The collection, which includes the desk at which the then King Edward VIII signed the papers of abdication in 1936, as well as a piece of the wedding cake from his marriage to the American-born Wallis Simpson, is to be auctioned by Sotheby's in New York over nine days from 11 to 19 September.

The largest single sale to be undertaken by Sotheby's, it is sure to generate excitement among the legions of devotees of all things British and royal, in the United States especially, and eclipse the Christie's sale of 79 dresses from Diana, the Princess of Wales, here two weeks ago.

Mr Fayed bought the Bois de Boulogne residence of the Windsors from the City of Paris in 1986 on a 50-year repairing lease. He moved with his family into what had been the servants' quarters on the top floor. At the same time, he acquired all of the couple's possessions from the Pasteur Institute to which they had been bequeathed by the Duchess, who died in 1986.

While the collection's value has been set at about pounds 3m, Diana Brooks, president of the auction house, said yesterday that she expected the final tally from the sale to be "well in excess" of that sum. Some are already valuing the entire batch of 40,000 items at pounds 30m.

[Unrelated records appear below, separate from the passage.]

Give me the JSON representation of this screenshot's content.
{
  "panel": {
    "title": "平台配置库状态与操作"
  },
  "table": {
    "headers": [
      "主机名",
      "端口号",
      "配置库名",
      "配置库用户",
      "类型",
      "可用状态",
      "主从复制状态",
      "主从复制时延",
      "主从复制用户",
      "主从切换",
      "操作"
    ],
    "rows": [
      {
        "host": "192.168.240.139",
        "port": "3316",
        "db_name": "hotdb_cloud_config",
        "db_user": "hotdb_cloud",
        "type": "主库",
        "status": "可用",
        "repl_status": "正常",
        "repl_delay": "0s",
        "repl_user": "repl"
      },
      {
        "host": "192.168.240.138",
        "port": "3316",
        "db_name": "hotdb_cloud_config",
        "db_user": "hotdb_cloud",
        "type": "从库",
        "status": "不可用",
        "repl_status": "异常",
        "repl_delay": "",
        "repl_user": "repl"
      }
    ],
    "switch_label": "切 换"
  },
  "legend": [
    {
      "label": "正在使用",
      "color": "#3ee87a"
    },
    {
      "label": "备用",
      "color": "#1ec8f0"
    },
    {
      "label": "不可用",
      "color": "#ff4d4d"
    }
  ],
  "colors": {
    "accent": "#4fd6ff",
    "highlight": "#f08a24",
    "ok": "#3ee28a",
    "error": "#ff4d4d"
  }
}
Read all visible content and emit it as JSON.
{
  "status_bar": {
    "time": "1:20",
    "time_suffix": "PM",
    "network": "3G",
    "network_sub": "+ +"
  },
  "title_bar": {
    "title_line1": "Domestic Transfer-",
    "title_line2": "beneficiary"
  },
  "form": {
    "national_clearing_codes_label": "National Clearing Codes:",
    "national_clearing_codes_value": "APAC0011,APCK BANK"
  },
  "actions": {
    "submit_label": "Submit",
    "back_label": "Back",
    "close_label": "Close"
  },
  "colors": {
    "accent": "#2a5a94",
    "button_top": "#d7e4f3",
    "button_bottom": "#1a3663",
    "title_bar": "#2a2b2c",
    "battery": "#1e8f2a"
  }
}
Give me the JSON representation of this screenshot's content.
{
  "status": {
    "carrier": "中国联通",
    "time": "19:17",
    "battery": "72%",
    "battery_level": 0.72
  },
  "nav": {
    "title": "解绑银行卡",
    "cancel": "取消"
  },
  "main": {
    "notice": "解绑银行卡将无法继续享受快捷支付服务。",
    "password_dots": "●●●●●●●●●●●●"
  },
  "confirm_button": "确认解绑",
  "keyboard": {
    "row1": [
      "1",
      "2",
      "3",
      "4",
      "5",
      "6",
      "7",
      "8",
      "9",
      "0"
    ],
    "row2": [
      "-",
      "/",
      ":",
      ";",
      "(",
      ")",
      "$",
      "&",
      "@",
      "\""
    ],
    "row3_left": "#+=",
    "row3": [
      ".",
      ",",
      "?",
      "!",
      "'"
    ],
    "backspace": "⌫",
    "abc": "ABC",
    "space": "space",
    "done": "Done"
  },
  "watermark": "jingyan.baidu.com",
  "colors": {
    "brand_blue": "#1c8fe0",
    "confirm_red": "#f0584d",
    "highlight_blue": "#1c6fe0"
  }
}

Mr Fayed, the owner of Harrods and of the Paris Ritz hotel, said that the entire proceeds from the sale would be distributed to children's charities in Britain, continental Europe and North and South America. "You will understand that this has been a very, very difficult decision for Mr Al Fayed," his spokesman, Michael Cole, said in New York. However, he added that with his wife, Heini, and his four children, Mr Fayed could no longer live in the house without expanding into the lower floors.

Insisting on the uniqueness of the sale, Mr Cole added: "Never has there been, probably since the reign of King Charles I, this number of possessions of an English king come at once on to the market for sale."

Experts at Sotheby's were also adding their assessments of the importance of the auction. "Every object tells a story," declared Joe Friedman, director of English furniture. "Through the collection it is as if the Duke and Duchess themselves were telling their own story. There could be no more intimate or poignant a record."

Under the gavel will be items ranging from paintings by Munnings and Degas, coins, military pieces, and, perhaps above all, the full array of the couple's wardrobes which, in some eyes, set them apart as important arbiters of fashion and taste in the middle of the century.